Milia are harmless and will disappear without treatment. They form when skin flakes or keratin get trapped under the skin.
Transient neonatal pustular melanosis
Transient neonatal pustular melanosis is a common skin condition in newborns. It appears as small pus-filled spots. It is harmless and will go away by itself.
This skin condition is more common in newborns with black skin. The spots usually disappear within 5 days of birth, but they may leave dark marks on the skin for several months.
The spots usually appear on the following body parts:
- upper chest
- small of the back
Is it an allergic reaction?
Allergic reactions can cause raised, swollen bumps, or hives, to appear on the skin.People do not tend to confuse hives with acne. This is because hives is very uncommon under 6 weeks old, does not look like acne, and is usually not confined to the face, neck, and upper chest back as baby acne is.
Babies’ skin is thinner than adults’ skin and has fewer oil glands. This makes their skin more vulnerable to injury and irritation.
Adult acne remedies can irritate babies’ sensitive skin. Caregivers should avoid using OTC remedies unless a dermatologist or pediatrician suggests otherwise.
To treat baby acne at home, keep the skin clean but do not overmoisturize it. A gentle cleanser for sensitive skin can help. Avoid touching or picking at acne, which can make it worse and cause infections.
For most young babies, the fewer things that touch their skin, the better.
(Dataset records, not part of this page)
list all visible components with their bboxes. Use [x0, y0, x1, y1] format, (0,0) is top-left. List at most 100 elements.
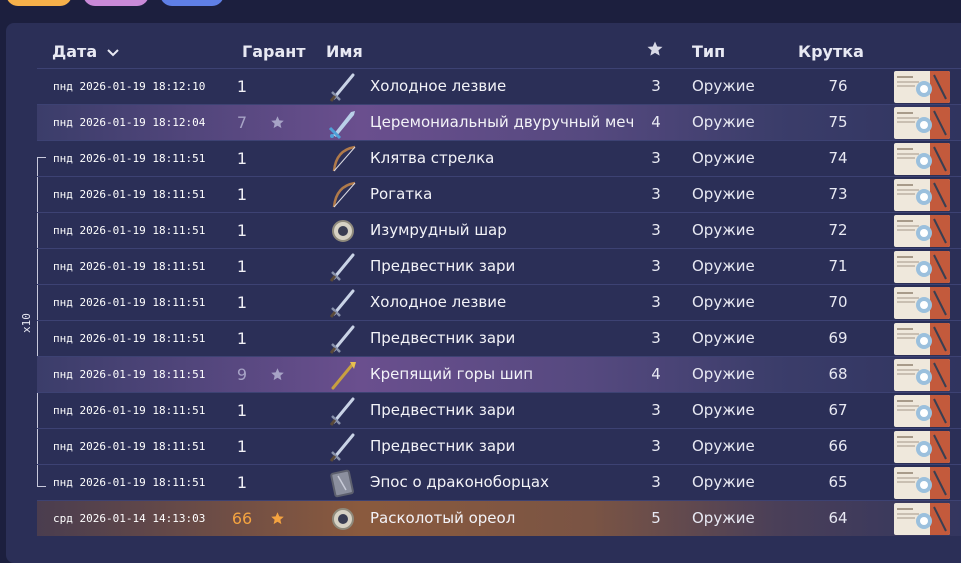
row-roll-number: 75 — [828, 113, 848, 131]
banner-thumbnail[interactable] — [894, 431, 950, 463]
claymore-icon — [326, 106, 360, 140]
row-pity-number: 1 — [236, 401, 248, 420]
pity-star-icon — [270, 358, 285, 393]
row-type: Оружие — [692, 473, 755, 491]
row-pity-number: 9 — [236, 365, 248, 384]
banner-thumbnail[interactable] — [894, 395, 950, 427]
row-pity-number: 7 — [236, 113, 248, 132]
row-rarity: 3 — [651, 329, 661, 347]
catalyst-icon — [326, 502, 360, 536]
book-icon — [326, 466, 360, 500]
table-row: пнд 2026-01-19 18:11:51 1 Изумрудный шар… — [37, 212, 961, 248]
row-pity-number: 66 — [231, 509, 253, 528]
banner-thumbnail[interactable] — [894, 359, 950, 391]
row-pity-number: 1 — [236, 77, 248, 96]
row-pity: 1 — [227, 177, 317, 212]
row-item-name: Крепящий горы шип — [370, 365, 534, 383]
row-rarity: 3 — [651, 221, 661, 239]
table-row: пнд 2026-01-19 18:11:51 1 Эпос о драконо… — [37, 464, 961, 500]
row-rarity: 3 — [651, 77, 661, 95]
banner-thumbnail[interactable] — [894, 251, 950, 283]
row-type: Оружие — [692, 113, 755, 131]
filter-pill-orange[interactable] — [6, 0, 72, 6]
sword-icon — [326, 430, 360, 464]
banner-thumbnail[interactable] — [894, 215, 950, 247]
banner-thumbnail[interactable] — [894, 71, 950, 103]
row-date: пнд 2026-01-19 18:11:51 — [53, 368, 206, 381]
sword-icon — [326, 70, 360, 104]
filter-pill-pink[interactable] — [83, 0, 149, 6]
sword-icon — [326, 322, 360, 356]
column-date-sort[interactable]: Дата — [52, 42, 119, 61]
table-row: пнд 2026-01-19 18:11:51 1 Предвестник за… — [37, 428, 961, 464]
row-type: Оружие — [692, 221, 755, 239]
row-type: Оружие — [692, 401, 755, 419]
row-rarity: 3 — [651, 257, 661, 275]
row-pity: 1 — [227, 249, 317, 284]
table-row: пнд 2026-01-19 18:11:51 1 Предвестник за… — [37, 392, 961, 428]
polearm-icon — [326, 358, 360, 392]
row-pity: 1 — [227, 321, 317, 356]
bow-icon — [326, 142, 360, 176]
row-item-name: Предвестник зари — [370, 401, 516, 419]
row-date: пнд 2026-01-19 18:12:10 — [53, 80, 206, 93]
row-pity: 1 — [227, 429, 317, 464]
column-name-label: Имя — [326, 42, 363, 61]
row-type: Оружие — [692, 149, 755, 167]
row-rarity: 3 — [651, 293, 661, 311]
row-pity: 1 — [227, 285, 317, 320]
row-rarity: 3 — [651, 401, 661, 419]
row-item-name: Рогатка — [370, 185, 433, 203]
column-type-label: Тип — [692, 42, 726, 61]
row-date: пнд 2026-01-19 18:11:51 — [53, 152, 206, 165]
row-item-name: Предвестник зари — [370, 437, 516, 455]
row-pity-number: 1 — [236, 257, 248, 276]
row-item-name: Холодное лезвие — [370, 293, 507, 311]
row-roll-number: 71 — [828, 257, 848, 275]
row-roll-number: 65 — [828, 473, 848, 491]
row-type: Оружие — [692, 257, 755, 275]
pity-star-icon — [270, 502, 285, 537]
bow-icon — [326, 178, 360, 212]
row-pity: 1 — [227, 69, 317, 104]
table-header: Дата Гарант Имя Тип Крутка — [0, 31, 961, 67]
row-pity: 1 — [227, 393, 317, 428]
row-type: Оружие — [692, 509, 755, 527]
row-pity-number: 1 — [236, 185, 248, 204]
table-row: пнд 2026-01-19 18:12:10 1 Холодное лезви… — [37, 68, 961, 104]
row-pity-number: 1 — [236, 149, 248, 168]
row-date: пнд 2026-01-19 18:11:51 — [53, 224, 206, 237]
row-date: срд 2026-01-14 14:13:03 — [53, 512, 206, 525]
history-table: пнд 2026-01-19 18:12:10 1 Холодное лезви… — [37, 68, 961, 536]
banner-thumbnail[interactable] — [894, 107, 950, 139]
row-roll-number: 72 — [828, 221, 848, 239]
row-type: Оружие — [692, 365, 755, 383]
row-date: пнд 2026-01-19 18:11:51 — [53, 188, 206, 201]
filter-pill-blue[interactable] — [160, 0, 224, 6]
banner-thumbnail[interactable] — [894, 179, 950, 211]
table-row: пнд 2026-01-19 18:12:04 7 Церемониальный… — [37, 104, 961, 140]
row-roll-number: 73 — [828, 185, 848, 203]
row-rarity: 3 — [651, 437, 661, 455]
sword-icon — [326, 286, 360, 320]
row-type: Оружие — [692, 293, 755, 311]
row-date: пнд 2026-01-19 18:11:51 — [53, 440, 206, 453]
column-pity-label: Гарант — [242, 42, 306, 61]
row-date: пнд 2026-01-19 18:11:51 — [53, 332, 206, 345]
column-roll-label: Крутка — [798, 42, 864, 61]
banner-thumbnail[interactable] — [894, 287, 950, 319]
row-item-name: Предвестник зари — [370, 329, 516, 347]
row-pity: 1 — [227, 141, 317, 176]
banner-thumbnail[interactable] — [894, 503, 950, 535]
banner-thumbnail[interactable] — [894, 467, 950, 499]
row-item-name: Эпос о драконоборцах — [370, 473, 549, 491]
row-pity-number: 1 — [236, 221, 248, 240]
row-item-name: Предвестник зари — [370, 257, 516, 275]
banner-thumbnail[interactable] — [894, 143, 950, 175]
row-type: Оружие — [692, 329, 755, 347]
row-item-name: Изумрудный шар — [370, 221, 507, 239]
banner-thumbnail[interactable] — [894, 323, 950, 355]
table-row: пнд 2026-01-19 18:11:51 1 Рогатка 3 Оруж… — [37, 176, 961, 212]
row-type: Оружие — [692, 77, 755, 95]
row-rarity: 3 — [651, 185, 661, 203]
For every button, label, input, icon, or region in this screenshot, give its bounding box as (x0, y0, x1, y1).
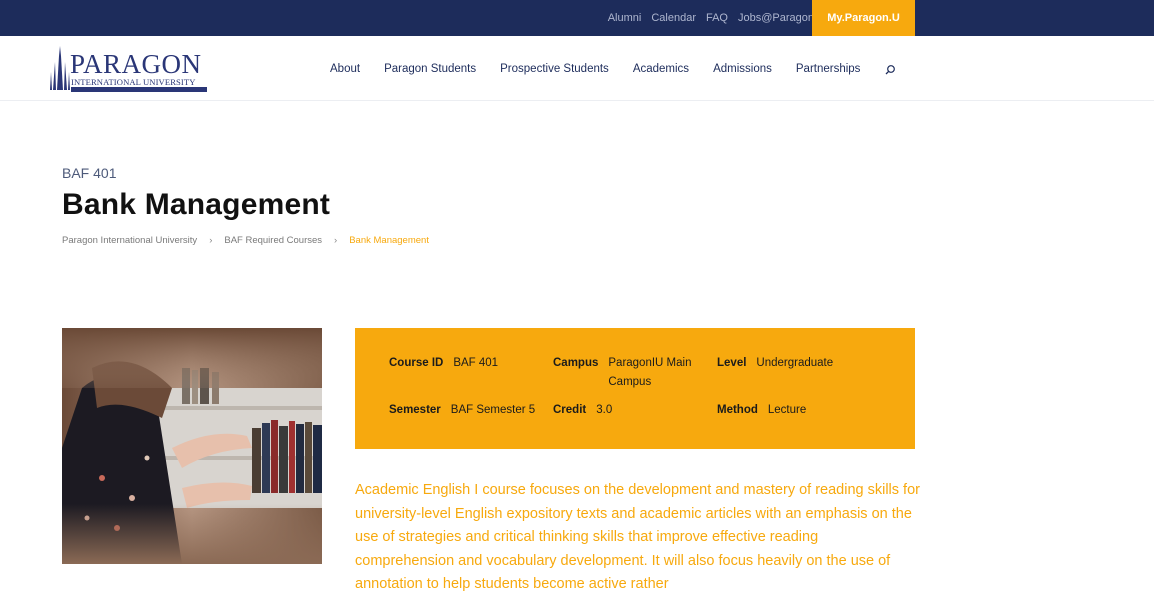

However, if the baby has dry skin and a face moisturizer may work, it is best to use one that manufacturers have specifically designed for use on baby skin.
Though there is no clinical evidence supporting this claim, some caregivers claim that a breast milk remedy can work. Breast milk is rich in antibodies, and some believe that applying it to a baby’s acne can help clear it up more quickly.
Baby acne typically goes away on its own within a few weeks. If it does not go away, or if it gets worse, a person may wish to consider seeing a doctor.
Exposure to certain maternal hormones usually causes baby acne, which means that there is nothing specific that a caregiver can do to prevent it.
However, a few strategies can prevent acne from getting worse and reduce the risk of developing acne between 3 and 6 months:
- Avoid using oily skin care products.
- Monitor how various skin care products affect a baby’s skin. It is important to note that some babies are very sensitive to fragrances.
It can be difficult to tell baby acne from other types of rash, such as contact dermatitis, eczema, and erythema toxicum.
When other symptoms accompany the acne or another skin condition, talk to a doctor. Sometimes, a change to the condition of the skin can warn of a more serious problem, such as an infection or a problem with a baby’s hormonal system.
For most babies, acne is only temporary and will go away on its own. Caregivers who are unsure or who are concerned that their baby’s acne is very severe should see a doctor.